Leber congenital amaurosis is inherited
US scientists have claimed success using gene therapy to try to reverse a severe inherited sight disorder.
They injected material containing a corrective gene into the eyes of three patients with Leber congenital amaurosis (LCA).
The journal Proceedings of the National Academy of Sciences reports all three showed signs of "significant" improvement in their vision.
UK researchers carried out a similar procedure on three patients last year.
They believe the method could be ready for use within two years to treat people suffering from some inherited diseases of the retina, which affect 20,000 people in Britain.
Within three years, they believe it could be ready for testing on people who suffer age related macular degeneration, a condition that affects 500,000 Britons.
Gene therapy works on a simple principle - to replace a malfunctioning gene, and restore function to a part of the body affected by a genetic disorder.
In practice, however, it has proved very difficult to find ways to introduce the new gene copies in the correct tissues, and experiments in animals have had mixed results.
In the eye, however, gene therapy has shown more promise.
LCA affects approximately one in 80,000 people, causing progressively worsening vision, often starting in the first few years of life.
It is responsible for one in 10 severe sight disorders in children.
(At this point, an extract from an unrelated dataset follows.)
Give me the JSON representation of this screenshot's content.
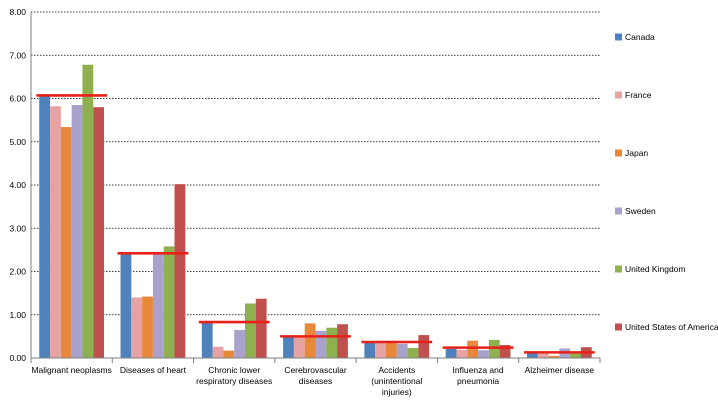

A fault in the RPE65 gene is to blame, and the gene therapy injects working copies of the gene into the back of the eye.
Just 30 days after the treatment was delivered into one eye of each of the three young adults involved in the US study, the improvements could be measured.
The researchers, from Pennsylvania University, the University of Florida and Cornell University, suggested that the function of "cones" in the retina, which are used in daytime and colour vision, could be boosted up to 50-fold - a "dramatic" improvement in function.
However, vision in the treated eyes was not perfect - with the patients showing an abnormally slow adaptation to low light levels.
In the UK, scientists and doctors at the Institute of Ophthalmology and Moorfields Eye Hospital in London have been working for some years on a similar approach.
In 2007, they were the first to perform a gene therapy operation on three people with LCA, and earlier this year reported significant improvement in one of these.
Dr James Bainbridge, one of the Institute of Ophthalmology researchers involved, said the US findings were a step forward, helping to fine tune the technique and maximising the chances of success.
He said: "This paper is important because it provides further evidence that gene replacement therapy can improve vision in people with this form of LCA.
"It also confirms the prediction that the extent of improvement depends on the number of surviving target cells at the time of intervention, and shows that both rod and cone photoreceptor cells can benefit.
"The paper adds to the body of evidence supporting the value of gene therapy for people with inherited disease."
Professor Robin Ali, who also worked on the UK study, said the latest paper gave scientists a much better idea of what dose of gene therapy would give the best results.
He said: "We can now begin to find out how much useful vision is restored by improving retinal sensitivity and whether the results are better in young children when we treat the whole retina using a high dose."